Title: Permian Concha Limestone and Rainvalley Formation, Southeastern Arizona

Author(s): D. L. Bryant (2), N. E. McClymonds (3)

Abstract:

The Concha Limestone of Gilluly and others (1954), and the Rainvalley Formation, herein defined, are the youngest strata of Permian Age recognized in southern Arizona. The two formations occur in many of the outcrops of upper Paleozoic rocks in southeastern Arizona, but have not been identified west of central Pima County, Arizona. The type section of the Concha Limestone in the Gunnison Hills, Cochise County, Arizona, is incomplete, and a reference section is proposed from the Mustang Mountains.

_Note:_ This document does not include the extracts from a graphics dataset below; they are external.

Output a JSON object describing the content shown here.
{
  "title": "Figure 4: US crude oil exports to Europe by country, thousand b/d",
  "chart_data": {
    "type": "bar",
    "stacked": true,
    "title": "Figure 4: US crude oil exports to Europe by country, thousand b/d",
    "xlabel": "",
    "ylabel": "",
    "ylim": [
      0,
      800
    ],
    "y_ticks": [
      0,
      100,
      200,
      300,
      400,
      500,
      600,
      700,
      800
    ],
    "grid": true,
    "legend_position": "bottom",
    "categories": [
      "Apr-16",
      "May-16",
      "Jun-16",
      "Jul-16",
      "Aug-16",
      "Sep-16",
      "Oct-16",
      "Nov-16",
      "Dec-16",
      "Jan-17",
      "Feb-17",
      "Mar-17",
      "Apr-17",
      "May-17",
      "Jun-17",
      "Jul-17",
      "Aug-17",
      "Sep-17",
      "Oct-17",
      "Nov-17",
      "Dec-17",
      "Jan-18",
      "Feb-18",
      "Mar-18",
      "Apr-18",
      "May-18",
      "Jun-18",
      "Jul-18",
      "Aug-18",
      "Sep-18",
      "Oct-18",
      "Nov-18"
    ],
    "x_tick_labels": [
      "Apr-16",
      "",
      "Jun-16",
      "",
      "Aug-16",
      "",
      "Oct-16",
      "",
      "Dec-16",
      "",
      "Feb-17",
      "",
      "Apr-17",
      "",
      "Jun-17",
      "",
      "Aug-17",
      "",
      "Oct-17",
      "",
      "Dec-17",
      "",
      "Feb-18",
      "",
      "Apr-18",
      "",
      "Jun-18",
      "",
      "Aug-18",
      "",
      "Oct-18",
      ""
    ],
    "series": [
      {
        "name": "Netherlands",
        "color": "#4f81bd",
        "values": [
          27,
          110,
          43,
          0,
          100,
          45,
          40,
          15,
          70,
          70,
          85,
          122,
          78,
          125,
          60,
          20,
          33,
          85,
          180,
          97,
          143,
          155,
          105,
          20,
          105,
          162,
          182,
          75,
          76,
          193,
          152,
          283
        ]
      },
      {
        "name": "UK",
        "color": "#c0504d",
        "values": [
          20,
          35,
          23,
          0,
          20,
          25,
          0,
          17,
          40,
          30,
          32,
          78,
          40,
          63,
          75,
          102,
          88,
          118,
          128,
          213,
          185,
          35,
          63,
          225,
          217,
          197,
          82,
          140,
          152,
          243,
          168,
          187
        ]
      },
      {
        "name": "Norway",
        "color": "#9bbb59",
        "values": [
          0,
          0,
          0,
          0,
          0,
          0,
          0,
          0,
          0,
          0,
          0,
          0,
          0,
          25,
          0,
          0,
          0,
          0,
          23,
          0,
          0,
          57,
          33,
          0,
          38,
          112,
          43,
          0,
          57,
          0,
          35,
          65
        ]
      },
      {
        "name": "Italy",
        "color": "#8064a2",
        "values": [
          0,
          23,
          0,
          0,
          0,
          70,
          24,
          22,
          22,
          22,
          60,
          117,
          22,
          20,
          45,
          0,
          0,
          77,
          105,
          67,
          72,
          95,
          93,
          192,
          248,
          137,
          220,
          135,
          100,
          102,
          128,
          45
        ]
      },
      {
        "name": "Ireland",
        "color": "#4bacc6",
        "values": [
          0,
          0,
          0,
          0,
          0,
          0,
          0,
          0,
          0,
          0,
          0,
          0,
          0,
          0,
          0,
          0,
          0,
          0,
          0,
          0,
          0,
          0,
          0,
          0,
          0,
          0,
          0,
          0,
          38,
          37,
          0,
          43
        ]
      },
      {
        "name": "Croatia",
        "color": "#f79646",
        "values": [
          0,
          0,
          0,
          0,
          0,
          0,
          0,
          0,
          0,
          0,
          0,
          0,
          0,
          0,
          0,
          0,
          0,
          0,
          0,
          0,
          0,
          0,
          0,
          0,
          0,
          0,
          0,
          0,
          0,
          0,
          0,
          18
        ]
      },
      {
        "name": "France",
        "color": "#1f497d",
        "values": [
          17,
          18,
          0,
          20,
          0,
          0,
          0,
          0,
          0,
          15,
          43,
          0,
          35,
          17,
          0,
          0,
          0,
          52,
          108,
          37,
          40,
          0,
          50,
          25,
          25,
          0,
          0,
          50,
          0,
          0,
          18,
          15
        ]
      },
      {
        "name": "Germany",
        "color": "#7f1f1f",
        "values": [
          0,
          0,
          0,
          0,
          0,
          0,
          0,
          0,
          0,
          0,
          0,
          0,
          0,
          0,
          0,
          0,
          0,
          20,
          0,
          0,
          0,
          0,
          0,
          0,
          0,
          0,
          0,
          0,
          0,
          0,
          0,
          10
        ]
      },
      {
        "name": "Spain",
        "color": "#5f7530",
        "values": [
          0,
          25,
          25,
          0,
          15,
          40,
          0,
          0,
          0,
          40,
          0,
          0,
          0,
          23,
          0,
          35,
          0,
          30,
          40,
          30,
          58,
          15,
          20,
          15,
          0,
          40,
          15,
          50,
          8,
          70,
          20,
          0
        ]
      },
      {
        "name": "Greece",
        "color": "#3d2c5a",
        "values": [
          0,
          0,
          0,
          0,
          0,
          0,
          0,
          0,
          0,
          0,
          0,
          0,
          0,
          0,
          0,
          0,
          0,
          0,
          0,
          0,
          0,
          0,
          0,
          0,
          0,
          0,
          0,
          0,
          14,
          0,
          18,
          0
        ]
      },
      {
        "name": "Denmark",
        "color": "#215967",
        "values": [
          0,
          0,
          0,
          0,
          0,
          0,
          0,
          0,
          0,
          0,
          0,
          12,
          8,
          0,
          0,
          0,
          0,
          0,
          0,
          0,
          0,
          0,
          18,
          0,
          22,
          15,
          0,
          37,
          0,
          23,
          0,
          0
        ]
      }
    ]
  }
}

The Concha Limestone is thick-bedded to massive, gray to dark gray, and very finely crystalline, and it contains numerous chert nodules, particularly in the lower 180 feet. It is 570 feet thick at the reference locality. The Rainvalley Formation conformably overlies the Concha Li estone and is 390 feet thick at the proposed type locality in the Mustang Mountains. It is made up of thin-bedded limestone and dolomitic limestone units and a few sandstone beds. The Rainvalley is separated from the Concha Limestone because its beds are thinner and more varicolored and have a higher dolomite content than the thickbedded limestone of the Concha.

The age of the Concha is tentatively considered Leonard and Guadalupe(?) and that of the Rainvalley, Guadalupe(?).